An exacerbation of idiopathic inflammatory bowel disease associated with the appearance of cytomegalovirus nuclear inclusion bodies in the colon was observed in two patients. In one, improvement in the colitis after withdrawal of corticosteroids suggested cytomegalovirus as the cause of the exacerbation. A review of the 16 reported cases of inflammatory bowel disease with cytomegalovirus superinfection of the colon indicates a high mortality rate (seven of 16), a frequent association with toxic dilatation of the colon, and a clinical course sufficiently severe to require colectomy in 10 of 16 patients.
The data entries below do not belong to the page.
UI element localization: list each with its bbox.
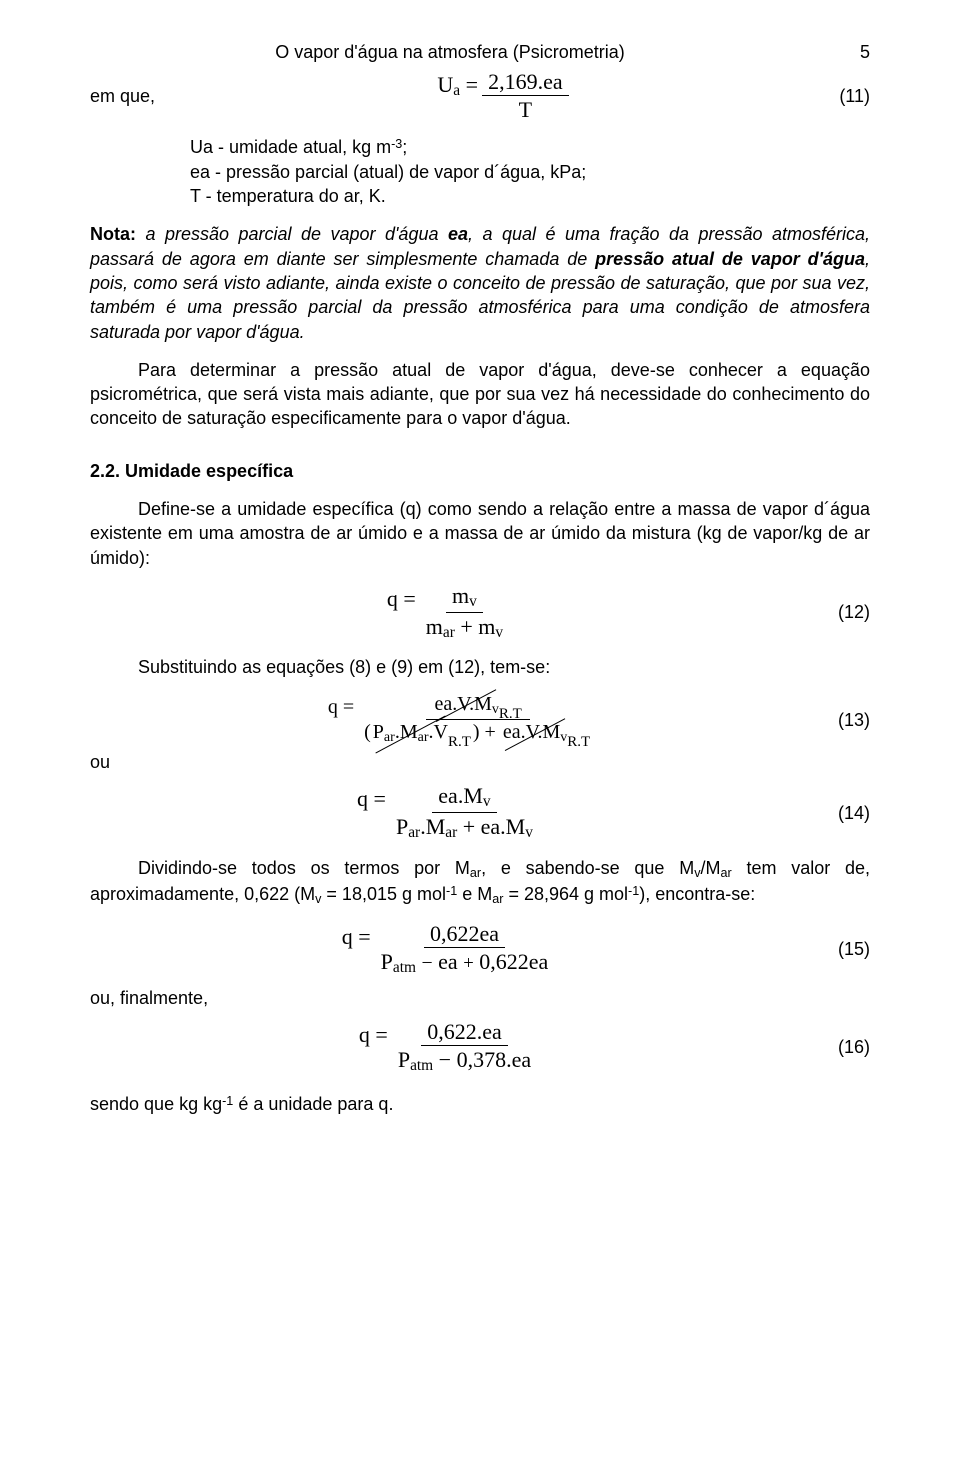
equation-16: q = 0,622.ea Patm − 0,378.ea (16) bbox=[90, 1020, 870, 1074]
def-t: T - temperatura do ar, K. bbox=[190, 184, 870, 208]
nota-label: Nota: bbox=[90, 224, 136, 244]
para-def-q: Define-se a umidade específica (q) como … bbox=[90, 497, 870, 570]
equation-12-body: q = mv mar + mv bbox=[90, 584, 810, 641]
eq14-label: (14) bbox=[810, 801, 870, 825]
eq11-label: (11) bbox=[810, 84, 870, 108]
def-ua: Ua - umidade atual, kg m-3; bbox=[190, 135, 870, 159]
equation-11: em que, Ua = 2,169.ea T (11) bbox=[90, 70, 870, 121]
equation-11-body: Ua = 2,169.ea T bbox=[200, 70, 810, 121]
page-number: 5 bbox=[850, 40, 870, 64]
eq13-label: (13) bbox=[810, 708, 870, 732]
lead-in: em que, bbox=[90, 84, 200, 108]
ou-finalmente: ou, finalmente, bbox=[90, 986, 870, 1010]
nota-t1: a pressão parcial de vapor d'água bbox=[136, 224, 448, 244]
equation-16-body: q = 0,622.ea Patm − 0,378.ea bbox=[90, 1020, 810, 1074]
equation-13: q = ea.V.MvR.T (Par.Mar.VR.T) + ea.V.MvR… bbox=[90, 694, 870, 746]
eq11-lhs-sub: a bbox=[453, 82, 460, 99]
para-psicro: Para determinar a pressão atual de vapor… bbox=[90, 358, 870, 431]
section-2-2-heading: 2.2. Umidade específica bbox=[90, 459, 870, 483]
equation-12: q = mv mar + mv (12) bbox=[90, 584, 870, 641]
equation-15: q = 0,622ea Patm − ea + 0,622ea (15) bbox=[90, 922, 870, 976]
nota-ea: ea bbox=[448, 224, 468, 244]
equation-13-body: q = ea.V.MvR.T (Par.Mar.VR.T) + ea.V.MvR… bbox=[120, 694, 810, 746]
substitute-line: Substituindo as equações (8) e (9) em (1… bbox=[90, 655, 870, 679]
nota-paragraph: Nota: a pressão parcial de vapor d'água … bbox=[90, 222, 870, 343]
variable-definitions: Ua - umidade atual, kg m-3; ea - pressão… bbox=[190, 135, 870, 208]
equation-14-body: q = ea.Mv Par.Mar + ea.Mv bbox=[90, 784, 810, 841]
header-title: O vapor d'água na atmosfera (Psicrometri… bbox=[90, 40, 810, 64]
eq16-label: (16) bbox=[810, 1035, 870, 1059]
equation-15-body: q = 0,622ea Patm − ea + 0,622ea bbox=[90, 922, 810, 976]
eq15-label: (15) bbox=[810, 937, 870, 961]
eq11-num: 2,169.ea bbox=[482, 70, 569, 96]
def-ea: ea - pressão parcial (atual) de vapor d´… bbox=[190, 160, 870, 184]
closing-line: sendo que kg kg-1 é a unidade para q. bbox=[90, 1092, 870, 1116]
eq11-den: T bbox=[513, 96, 538, 121]
nota-bold: pressão atual de vapor d'água bbox=[595, 249, 865, 269]
equation-14: q = ea.Mv Par.Mar + ea.Mv (14) bbox=[90, 784, 870, 841]
ou-label-1: ou bbox=[90, 750, 870, 774]
eq12-label: (12) bbox=[810, 600, 870, 624]
para-divide: Dividindo-se todos os termos por Mar, e … bbox=[90, 856, 870, 908]
page-header: O vapor d'água na atmosfera (Psicrometri… bbox=[90, 40, 870, 64]
eq11-lhs: U bbox=[437, 72, 453, 97]
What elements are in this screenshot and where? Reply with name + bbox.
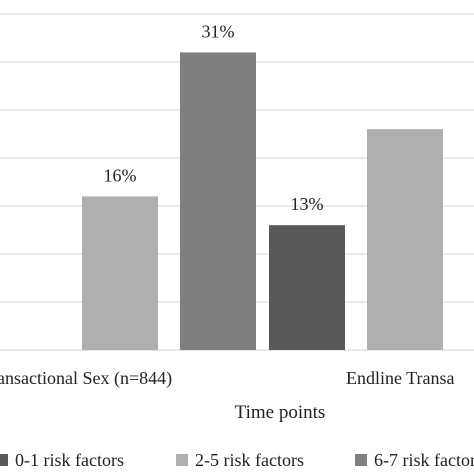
- bar: [82, 196, 158, 350]
- legend-item: 2-5 risk factors: [176, 450, 304, 470]
- legend-label: 2-5 risk factors: [195, 450, 304, 470]
- bar: [269, 225, 345, 350]
- legend-item: 6-7 risk factors: [355, 450, 474, 470]
- legend-label: 0-1 risk factors: [15, 450, 124, 470]
- legend-swatch: [176, 454, 188, 466]
- legend-label: 6-7 risk factors: [374, 450, 474, 470]
- data-label: 16%: [104, 165, 137, 185]
- category-label: ansactional Sex (n=844): [0, 368, 172, 389]
- x-axis-title: Time points: [235, 402, 326, 423]
- bar: [367, 129, 443, 350]
- category-label: Endline Transa: [346, 368, 455, 388]
- legend-swatch: [355, 454, 367, 466]
- data-label: 13%: [291, 194, 324, 214]
- legend-item: 0-1 risk factors: [0, 450, 124, 470]
- legend-swatch: [0, 454, 8, 466]
- data-labels: 16% 31% 13%: [104, 21, 324, 214]
- bar: [180, 52, 256, 351]
- category-labels: ansactional Sex (n=844) Endline Transa: [0, 368, 455, 389]
- data-label: 31%: [202, 21, 235, 41]
- bars: [82, 52, 443, 351]
- legend: 0-1 risk factors 2-5 risk factors 6-7 risk…: [0, 450, 474, 470]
For exacerbations of inflammatory bowel disease associated with evidence of cytomegalovirus infection of the colon which are refractory to medical management withdrawal of corticosteroids and other immunosuppressive therapy should be considered. If necessary, early colectomy may be an appropriate alternative.
在两名患者中观察到特发性炎症性肠病的加重与结肠中巨细胞病毒核内包涵体的出现有关。其中一名患者在停用皮质类固醇后结肠炎有所改善,提示巨细胞病毒是加重的原因。对16例报告的结肠巨细胞病毒重叠感染的炎症性肠病病例进行回顾发现,死亡率很高(16例中有7例),经常与结肠中毒性扩张相关,并且临床病程严重到16例患者中有10例需要进行结肠切除术。对于与结肠巨细胞病毒感染证据相关的炎症性肠病加重,如果药物治疗无效,应考虑停用皮质类固醇和其他免疫抑制疗法。如有必要,早期结肠切除术可能是一种合适的选择。